Whisk the flour, salt, and sugar in a bowl. Add the butter, and using your fingertips, rub the butter in until it the whole mixture resembles coarse meal. Add ice water by the tablespoonfuls, tossing with your hands or a fork until the dough starts to stick together. When you pick up a handful and it stays together when you press it, it is ready.
Gather dough into two balls and shape each half into a disk. Wrap in plastic and chill at least an hour.
Line 2 large rimmed baking pans with parchment. If you have limited freezer space, and you cant put two pans in your freezer, you can probably get them all onto one pan, but if you can do the two, it is safer. Working with one disk at a time, roll out the dough on a floured surface to about 13x11 inches. Trim to a 12x10-inch rectangle, and cut into eight 5x3-inch rectangles.

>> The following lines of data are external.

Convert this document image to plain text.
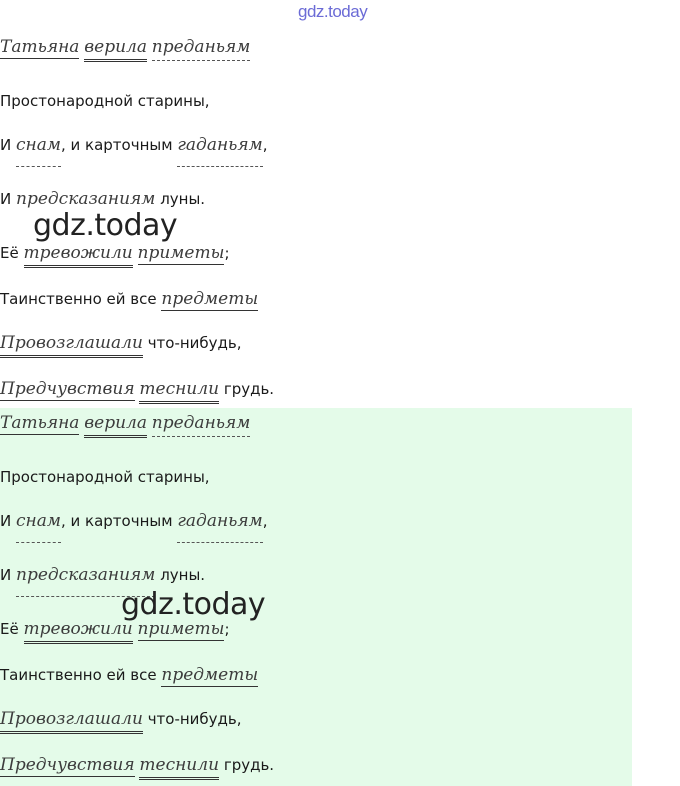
gdz.today
Татьяна верила преданьям
Простонародной старины,
И снам, и карточным гаданьям,
И предсказаниям луны.
Её тревожили приметы;
Таинственно ей все предметы
Провозглашали что-нибудь,
Предчувствия теснили грудь.
Татьяна верила преданьям
Простонародной старины,
И снам, и карточным гаданьям,
И предсказаниям луны.
Её тревожили приметы;
Таинственно ей все предметы
Провозглашали что-нибудь,
Предчувствия теснили грудь.
gdz.today
gdz.today
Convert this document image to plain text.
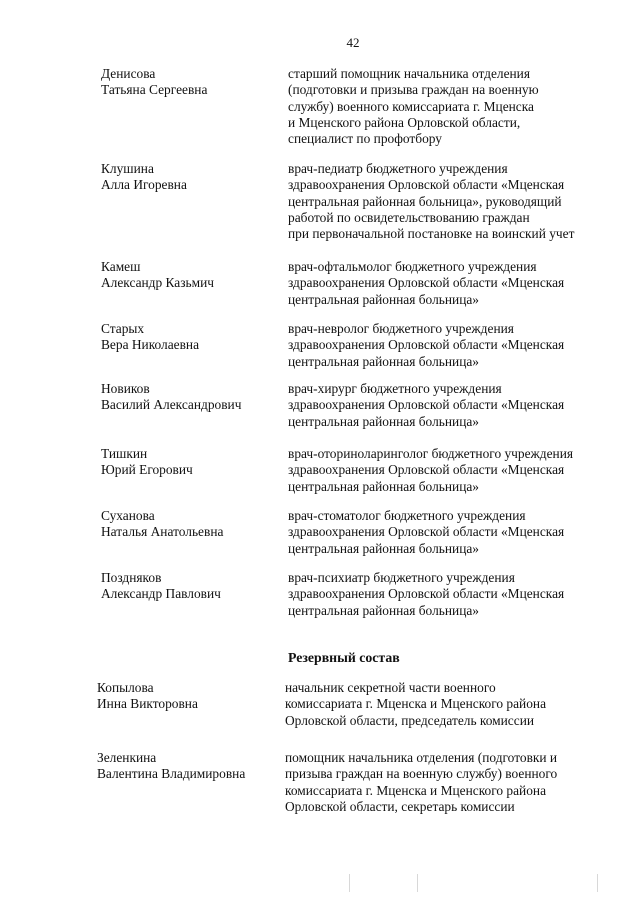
42
Денисова
Татьяна Сергеевна
старший помощник начальника отделения
(подготовки и призыва граждан на военную
службу) военного комиссариата г. Мценска
и Мценского района Орловской области,
специалист по профотбору
Клушина
Алла Игоревна
врач-педиатр бюджетного учреждения
здравоохранения Орловской области «Мценская
центральная районная больница», руководящий
работой по освидетельствованию граждан
при первоначальной постановке на воинский учет
Камеш
Александр Казьмич
врач-офтальмолог бюджетного учреждения
здравоохранения Орловской области «Мценская
центральная районная больница»
Старых
Вера Николаевна
врач-невролог бюджетного учреждения
здравоохранения Орловской области «Мценская
центральная районная больница»
Новиков
Василий Александрович
врач-хирург бюджетного учреждения
здравоохранения Орловской области «Мценская
центральная районная больница»
Тишкин
Юрий Егорович
врач-оториноларинголог бюджетного учреждения
здравоохранения Орловской области «Мценская
центральная районная больница»
Суханова
Наталья Анатольевна
врач-стоматолог бюджетного учреждения
здравоохранения Орловской области «Мценская
центральная районная больница»
Поздняков
Александр Павлович
врач-психиатр бюджетного учреждения
здравоохранения Орловской области «Мценская
центральная районная больница»
Резервный состав
Копылова
Инна Викторовна
начальник секретной части военного
комиссариата г. Мценска и Мценского района
Орловской области, председатель комиссии
Зеленкина
Валентина Владимировна
помощник начальника отделения (подготовки и
призыва граждан на военную службу) военного
комиссариата г. Мценска и Мценского района
Орловской области, секретарь комиссии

Arrange 4 rectangles, spaced apart, on each sheet. Spoon about 1 tablespoon of jam down the center of each rectangle. Top with a a second rectangle, and gently press together at the edges. Then double seal it with a fork, pressing the edges all around the rectangle. Repeat with the other tarts. Poke each top with a toothpick a few times. Cover with plastic wrap, and freeze tarts on sheets for at least two hours and up to one week.

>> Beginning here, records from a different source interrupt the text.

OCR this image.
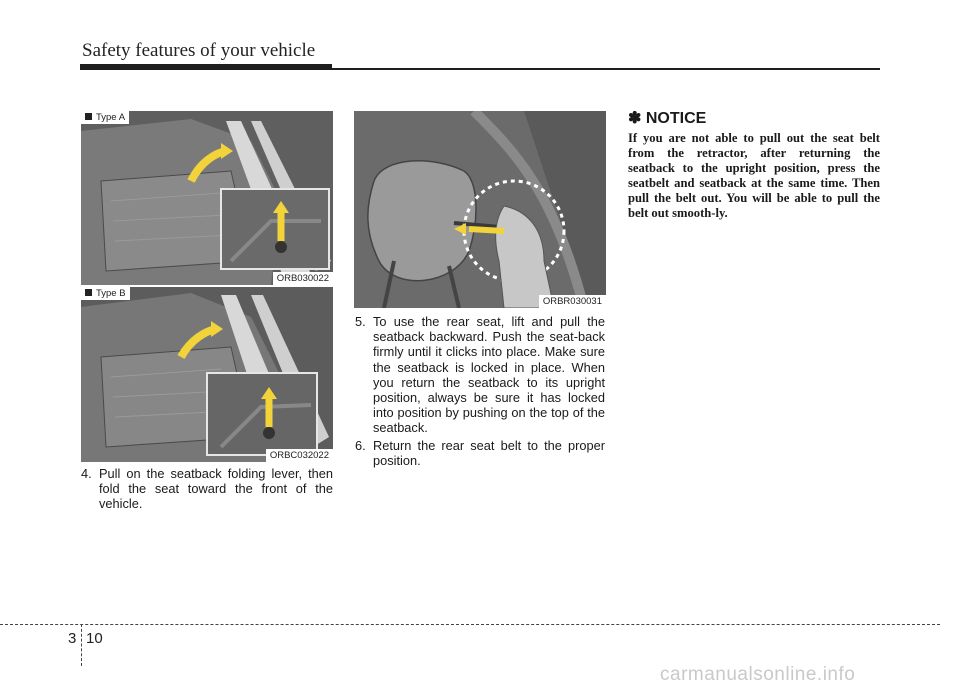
Safety features of your vehicle
Type A
ORB030022
Type B
ORBC032022
ORBR030031
4. Pull on the seatback folding lever, then fold the seat toward the front of the vehicle.
5. To use the rear seat, lift and pull the seatback backward. Push the seat-back firmly until it clicks into place. Make sure the seatback is locked in place. When you return the seatback to its upright position, always be sure it has locked into position by pushing on the top of the seatback.
6. Return the rear seat belt to the proper position.
✽ NOTICE
If you are not able to pull out the seat belt from the retractor, after returning the seatback to the upright position, press the seatbelt and seatback at the same time. Then pull the belt out. You will be able to pull the belt out smooth-ly.
3 10
carmanualsonline.info
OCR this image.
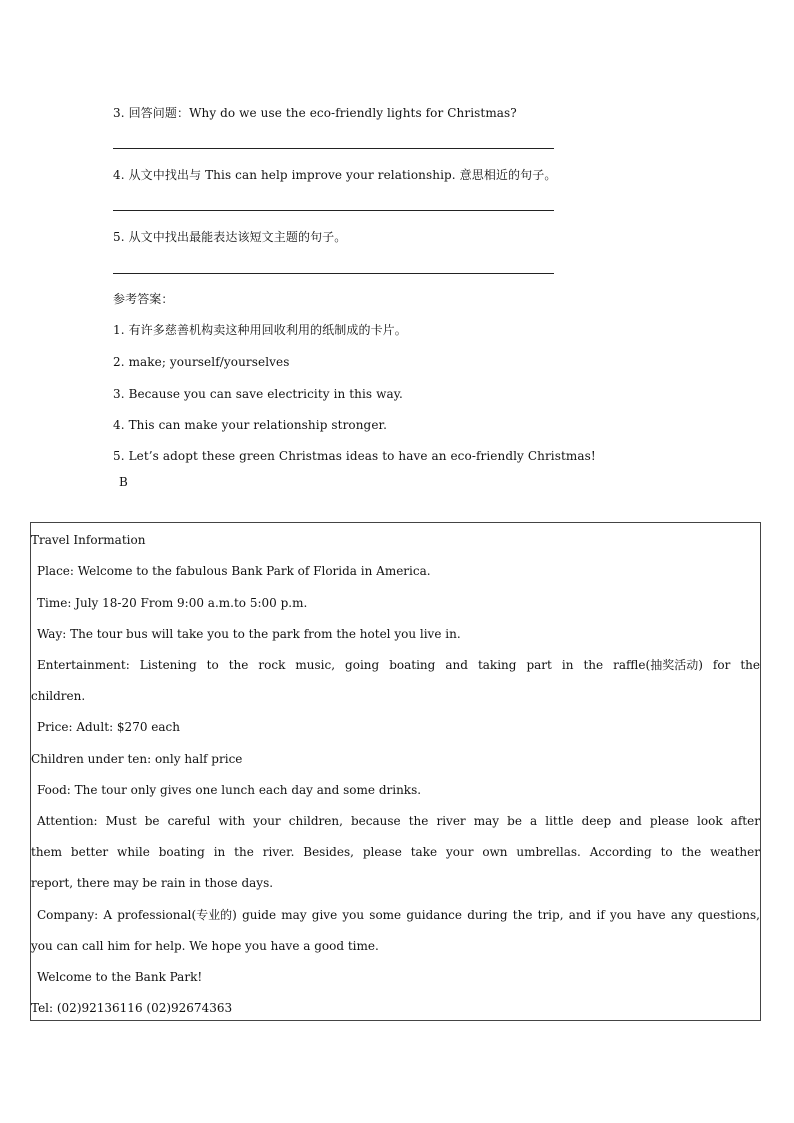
3. 回答问题：Why do we use the eco-friendly lights for Christmas?
4. 从文中找出与 This can help improve your relationship. 意思相近的句子。
5. 从文中找出最能表达该短文主题的句子。
参考答案：
1. 有许多慈善机构卖这种用回收利用的纸制成的卡片。
2. make; yourself/yourselves
3. Because you can save electricity in this way.
4. This can make your relationship stronger.
5. Let’s adopt these green Christmas ideas to have an eco-friendly Christmas!
B
Travel Information
Place: Welcome to the fabulous Bank Park of Florida in America.
Time: July 18-20 From 9:00 a.m.to 5:00 p.m.
Way: The tour bus will take you to the park from the hotel you live in.
Entertainment: Listening to the rock music, going boating and taking part in the raffle(抽奖活动) for the
children.
Price: Adult: $270 each
Children under ten: only half price
Food: The tour only gives one lunch each day and some drinks.
Attention: Must be careful with your children, because the river may be a little deep and please look after
them better while boating in the river. Besides, please take your own umbrellas. According to the weather
report, there may be rain in those days.
Company: A professional(专业的) guide may give you some guidance during the trip, and if you have any questions,
you can call him for help. We hope you have a good time.
Welcome to the Bank Park!
Tel: (02)92136116 (02)92674363
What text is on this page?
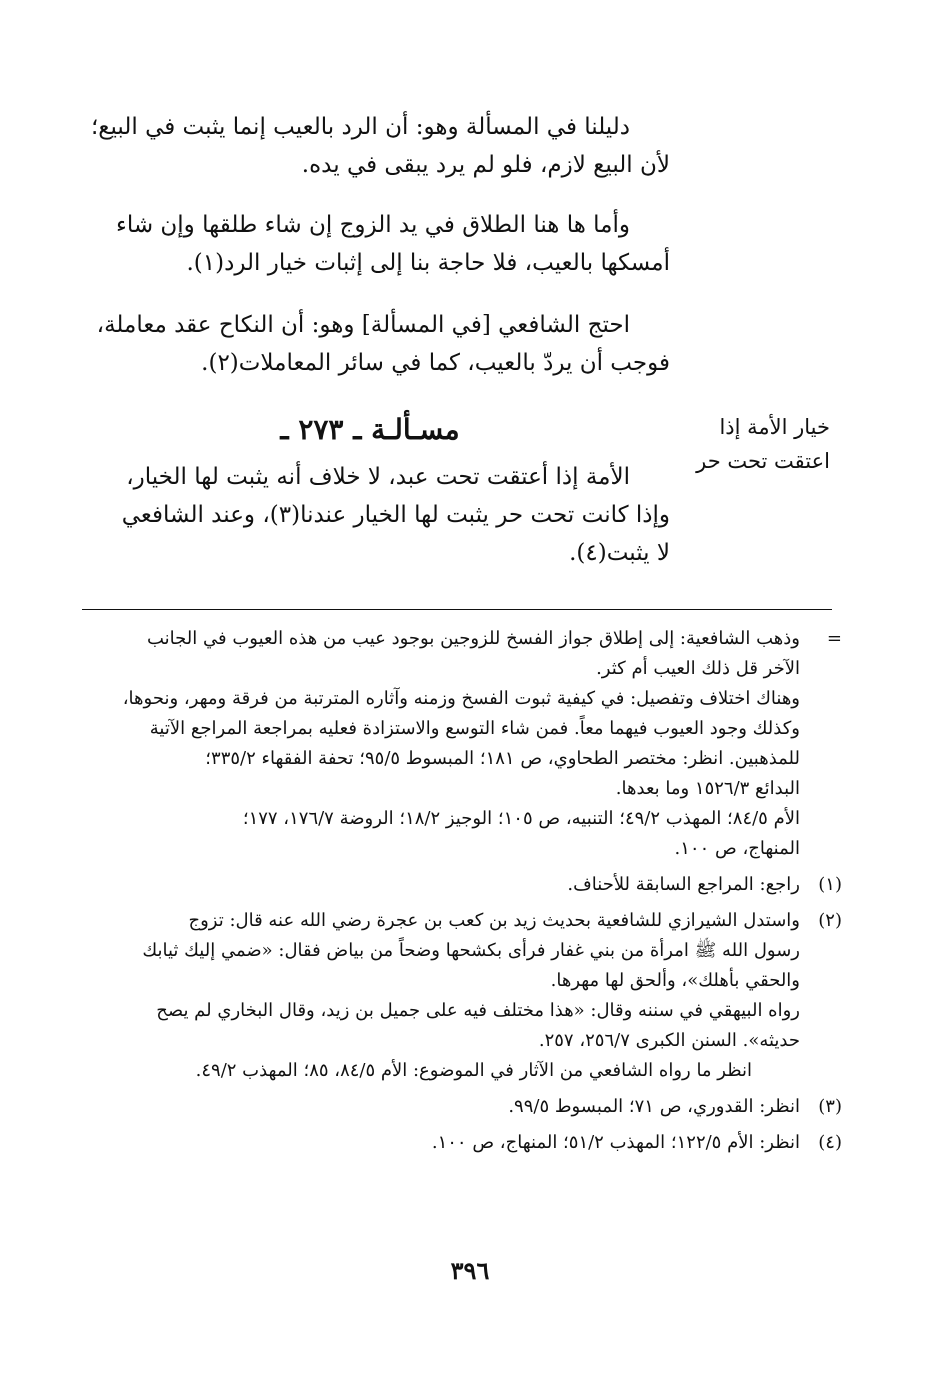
دليلنا في المسألة وهو: أن الرد بالعيب إنما يثبت في البيع؛
لأن البيع لازم، فلو لم يرد يبقى في يده.
وأما ها هنا الطلاق في يد الزوج إن شاء طلقها وإن شاء
أمسكها بالعيب، فلا حاجة بنا إلى إثبات خيار الرد(١).
احتج الشافعي [في المسألة] وهو: أن النكاح عقد معاملة،
فوجب أن يردّ بالعيب، كما في سائر المعاملات(٢).
مسـألـة ـ ٢٧٣ ـ	خيار الأمة إذا
اعتقت تحت حر
الأمة إذا أعتقت تحت عبد، لا خلاف أنه يثبت لها الخيار،
وإذا كانت تحت حر يثبت لها الخيار عندنا(٣)، وعند الشافعي
لا يثبت(٤).
=
وذهب الشافعية: إلى إطلاق جواز الفسخ للزوجين بوجود عيب من هذه العيوب في الجانب
الآخر قل ذلك العيب أم كثر.
وهناك اختلاف وتفصيل: في كيفية ثبوت الفسخ وزمنه وآثاره المترتبة من فرقة ومهر، ونحوها،
وكذلك وجود العيوب فيهما معاً. فمن شاء التوسع والاستزادة فعليه بمراجعة المراجع الآتية
للمذهبين. انظر: مختصر الطحاوي، ص ١٨١؛ المبسوط ٩٥/٥؛ تحفة الفقهاء ٣٣٥/٢؛
البدائع ١٥٢٦/٣ وما بعدها.
الأم ٨٤/٥؛ المهذب ٤٩/٢؛ التنبيه، ص ١٠٥؛ الوجيز ١٨/٢؛ الروضة ١٧٦/٧، ١٧٧؛
المنهاج، ص ١٠٠.
(١)
راجع: المراجع السابقة للأحناف.
(٢)
واستدل الشيرازي للشافعية بحديث زيد بن كعب بن عجرة رضي الله عنه قال: تزوج
رسول الله ﷺ امرأة من بني غفار فرأى بكشحها وضحاً من بياض فقال: «ضمي إليك ثيابك
والحقي بأهلك»، وألحق لها مهرها.
رواه البيهقي في سننه وقال: «هذا مختلف فيه على جميل بن زيد، وقال البخاري لم يصح
حديثه». السنن الكبرى ٢٥٦/٧، ٢٥٧.
انظر ما رواه الشافعي من الآثار في الموضوع: الأم ٨٤/٥، ٨٥؛ المهذب ٤٩/٢.
(٣)
انظر: القدوري، ص ٧١؛ المبسوط ٩٩/٥.
(٤)
انظر: الأم ١٢٢/٥؛ المهذب ٥١/٢؛ المنهاج، ص ١٠٠.
٣٩٦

Position 1 rack in the top third of the oven, and one rack on the lower third. Preheat to 375 degrees. Bake frozen tarts uncovered until golden, reversing sheets after 15 minutes, 25-30 minutes total. Immediately transfer tarts to a rack. Sift powdered sugar lightly over the tarts, and serve warm.


  1. You got to use your sieve!

  2. Your Motherhood Magick continues to amaze me!

  3. "She cast her gaze around the room like she owned it, and she looked like an eagle." So, so true. And I'm really glad you embrace the imperfections of your cooking. Perfect is over-rated.